The framework delivers the five key practices: structured goal-setting through analysis and planning phases, task-level planning to produce atomic commits, red-green test cycles that catch issues early, validation checkpoints for completeness, and micro-retrospectives for continuous improvement. The experimental results suggest the core trade-off; PDCA requires more upfront planning investment to reduce troubleshooting and maintenance with improved developer experience.
Organizations adopting AI code generation need systematic practices that scale but allow for individual preferences. The PDCA framework provides structure while remaining adaptable to different contexts. As AI capabilities evolve rapidly, disciplined approaches to human-AI collaboration are essential for sustainable software development.
AI Disclosure
In accordance with InfoQ’s AI policy for contributors, I used generative AI tools (Claude) as a support tool while maintaining human expertise as the driver of this content.
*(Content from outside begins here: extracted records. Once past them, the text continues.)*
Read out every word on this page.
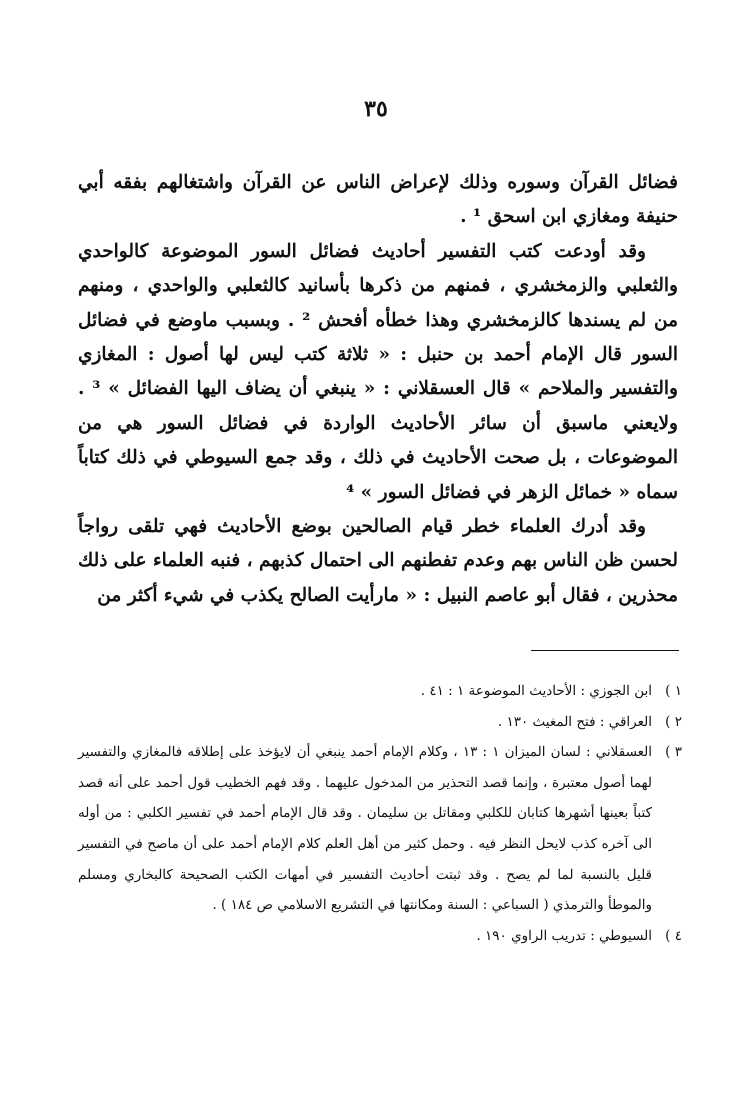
٣٥

فضائل القرآن وسوره وذلك لإعراض الناس عن القرآن واشتغالهم بفقه أبي حنيفة ومغازي ابن اسحق ¹ .

وقد أودعت كتب التفسير أحاديث فضائل السور الموضوعة كالواحدي والثعلبي والزمخشري ، فمنهم من ذكرها بأسانيد كالثعلبي والواحدي ، ومنهم من لم يسندها كالزمخشري وهذا خطأه أفحش ² . وبسبب ماوضع في فضائل السور قال الإمام أحمد بن حنبل : « ثلاثة كتب ليس لها أصول : المغازي والتفسير والملاحم » قال العسقلاني : « ينبغي أن يضاف اليها الفضائل » ³ . ولايعني ماسبق أن سائر الأحاديث الواردة في فضائل السور هي من الموضوعات ، بل صحت الأحاديث في ذلك ، وقد جمع السيوطي في ذلك كتاباً سماه « خمائل الزهر في فضائل السور » ⁴

وقد أدرك العلماء خطر قيام الصالحين بوضع الأحاديث فهي تلقى رواجاً لحسن ظن الناس بهم وعدم تفطنهم الى احتمال كذبهم ، فنبه العلماء على ذلك محذرين ، فقال أبو عاصم النبيل : « مارأيت الصالح يكذب في شيء أكثر من

١ )
ابن الجوزي : الأحاديث الموضوعة ١ : ٤١ .

٢ )
العراقي : فتح المغيث ١٣٠ .

٣ )
العسقلاني : لسان الميزان ١ : ١٣ ، وكلام الإمام أحمد ينبغي أن لايؤخذ على إطلاقه فالمغازي والتفسير لهما أصول معتبرة ، وإنما قصد التحذير من المدخول عليهما . وقد فهم الخطيب قول أحمد على أنه قصد كتباً بعينها أشهرها كتابان للكلبي ومقاتل بن سليمان . وقد قال الإمام أحمد في تفسير الكلبي : من أوله الى آخره كذب لايحل النظر فيه . وحمل كثير من أهل العلم كلام الإمام أحمد على أن ماصح في التفسير قليل بالنسبة لما لم يصح . وقد ثبتت أحاديث التفسير في أمهات الكتب الصحيحة كالبخاري ومسلم والموطأ والترمذي ( السباعي : السنة ومكانتها في التشريع الاسلامي ص ١٨٤ ) .

٤ )
السيوطي : تدريب الراوي ١٩٠ .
Specifically, I used Claude for brainstorming and ideation to develop my initial outline, feedback and devil’s advocate review to identify gaps in my arguments, and drafting assistance to improve clarity, flow, and grammar across multiple revisions. The prompt examples included in this article are co-authored with Claude and represent actual prompts from my work. I personally retrieved and reviewed all research sources, authored the analysis and framework, and made all final content decisions. I take full responsibility for the accuracy, originality, and quality of all content, having rigorously verified any AI-generated suggestions before adoption.